Como Sérgio Reis foi do 'Menino da Porteira' a bolsonarista investigado por possíveis crimes
"É uma coisa totalmente sem sentido, um negócio maluco, a gente não consegue entender", diz Murilo Carvalho, jornalista e biógrafo de Sérgio Reis, sobre o envolvimento do cantor na organização de atos antidemocráticos planejados para setembro, com o voto impresso e a derrubada de ministros do STF (Supremo Tribunal Federal) como pauta.
Como o cantor que se lançou na Jovem Guarda, tornou-se um astro do sertanejo vencedor de Grammys, foi ator de novelas e elegeu-se deputado federal por São Paulo com mais de 45 mil votos chega aos 81 anos como alvo de investigações por diversos possíveis crimes, após ter se tornado um fervoroso defensor do presidente Jair Bolsonaro (sem partido)?
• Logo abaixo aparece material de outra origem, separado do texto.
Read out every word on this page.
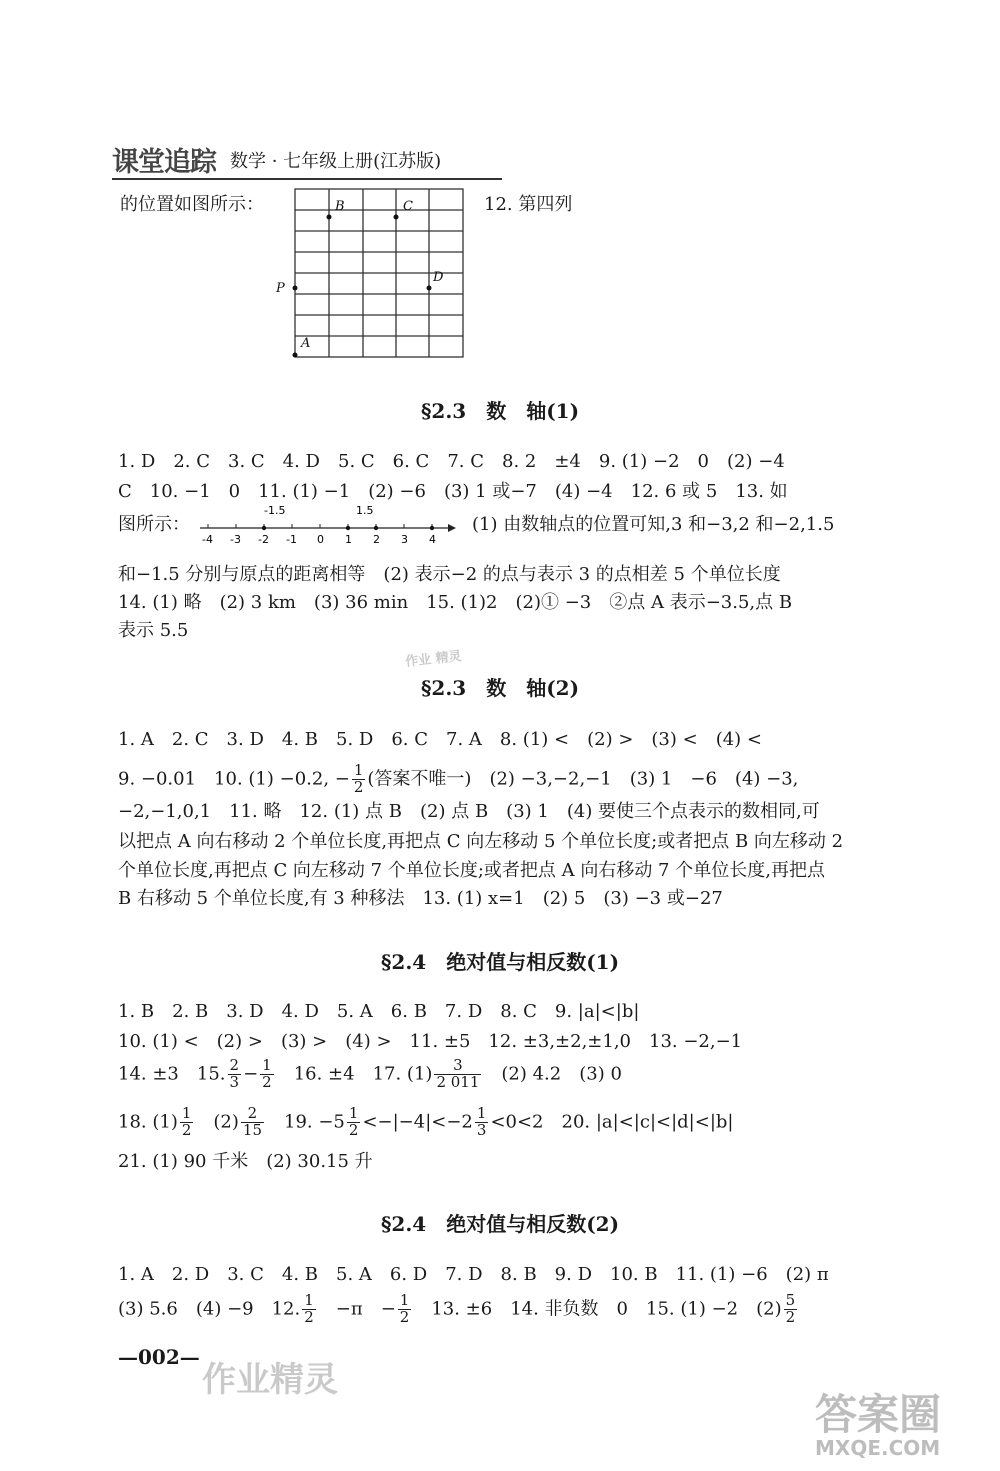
课堂追踪 数学 · 七年级上册(江苏版)
的位置如图所示：	B	C
D
P
A
12. 第四列
§2.3　数　轴(1)
1. D　2. C　3. C　4. D　5. C　6. C　7. C　8. 2　±4　9. (1) −2　0　(2) −4
C　10. −1　0　11. (1) −1　(2) −6　(3) 1 或−7　(4) −4　12. 6 或 5　13. 如
图所示：
-4 -3 -2 -1 0 1 2 3 4
-1.5	1.5
(1) 由数轴点的位置可知,3 和−3,2 和−2,1.5
和−1.5 分别与原点的距离相等　(2) 表示−2 的点与表示 3 的点相差 5 个单位长度
14. (1) 略　(2) 3 km　(3) 36 min　15. (1)2　(2)① −3　②点 A 表示−3.5,点 B
表示 5.5
作业 精灵
§2.3　数　轴(2)
1. A　2. C　3. D　4. B　5. D　6. C　7. A　8. (1) <　(2) >　(3) <　(4) <
9. −0.01　10. (1) −0.2, − $\frac{1}{2}$ (答案不唯一)　(2) −3,−2,−1　(3) 1　−6　(4) −3,
−2,−1,0,1　11. 略　12. (1) 点 B　(2) 点 B　(3) 1　(4) 要使三个点表示的数相同,可
以把点 A 向右移动 2 个单位长度,再把点 C 向左移动 5 个单位长度;或者把点 B 向左移动 2
个单位长度,再把点 C 向左移动 7 个单位长度;或者把点 A 向右移动 7 个单位长度,再把点
B 右移动 5 个单位长度,有 3 种移法　13. (1) x=1　(2) 5　(3) −3 或−27
§2.4　绝对值与相反数(1)
1. B　2. B　3. D　4. D　5. A　6. B　7. D　8. C　9. |a|<|b|
10. (1) <　(2) >　(3) >　(4) >　11. ±5　12. ±3,±2,±1,0　13. −2,−1
14. ±3　15. $\frac{2}{3} - \frac{1}{2}$
　 16. ±4　17. $(1) \frac{3}{2 011}$
　 (2) 4.2　(3) 0
18. $(1) \frac{1}{2}$
　 $(2) \frac{2}{15}$
　 19. $-5 \frac{1}{2} <-|-4|<-2 \frac{1}{3} <0<2$　20. |a|<|c|<|d|<|b|
21. (1) 90 千米　(2) 30.15 升
§2.4　绝对值与相反数(2)
1. A　2. D　3. C　4. B　5. A　6. D　7. D　8. B　9. D　10. B　11. (1) −6　(2) π
(3) 5.6　(4) −9　12. $\frac{1}{2}$
　 −π　− $\frac{1}{2}$
　 13. ±6　14. 非负数　0　15. (1) −2　$(2) \frac{5}{2}$
—002—
作业精灵
答案圈
MXQE.COM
A BBC News Brasil conversou com Carvalho e outras pessoas próximas ao sertanejo, para tentar entender como um astro da música amado por milhares de brasileiros botou sua reputação a perder ao se colocar à frente de ameaças golpistas, posteriormente desautorizadas pelas próprias categorias que Sérgio Reis dizia representar.
"Os caminhoneiros não participam de ato político, nem a favor, nem contra o presidente", disse Wallace Landim, conhecido como Chorão, presidente da Abrava (Associação Brasileira dos Condutores de Veículos Automotores).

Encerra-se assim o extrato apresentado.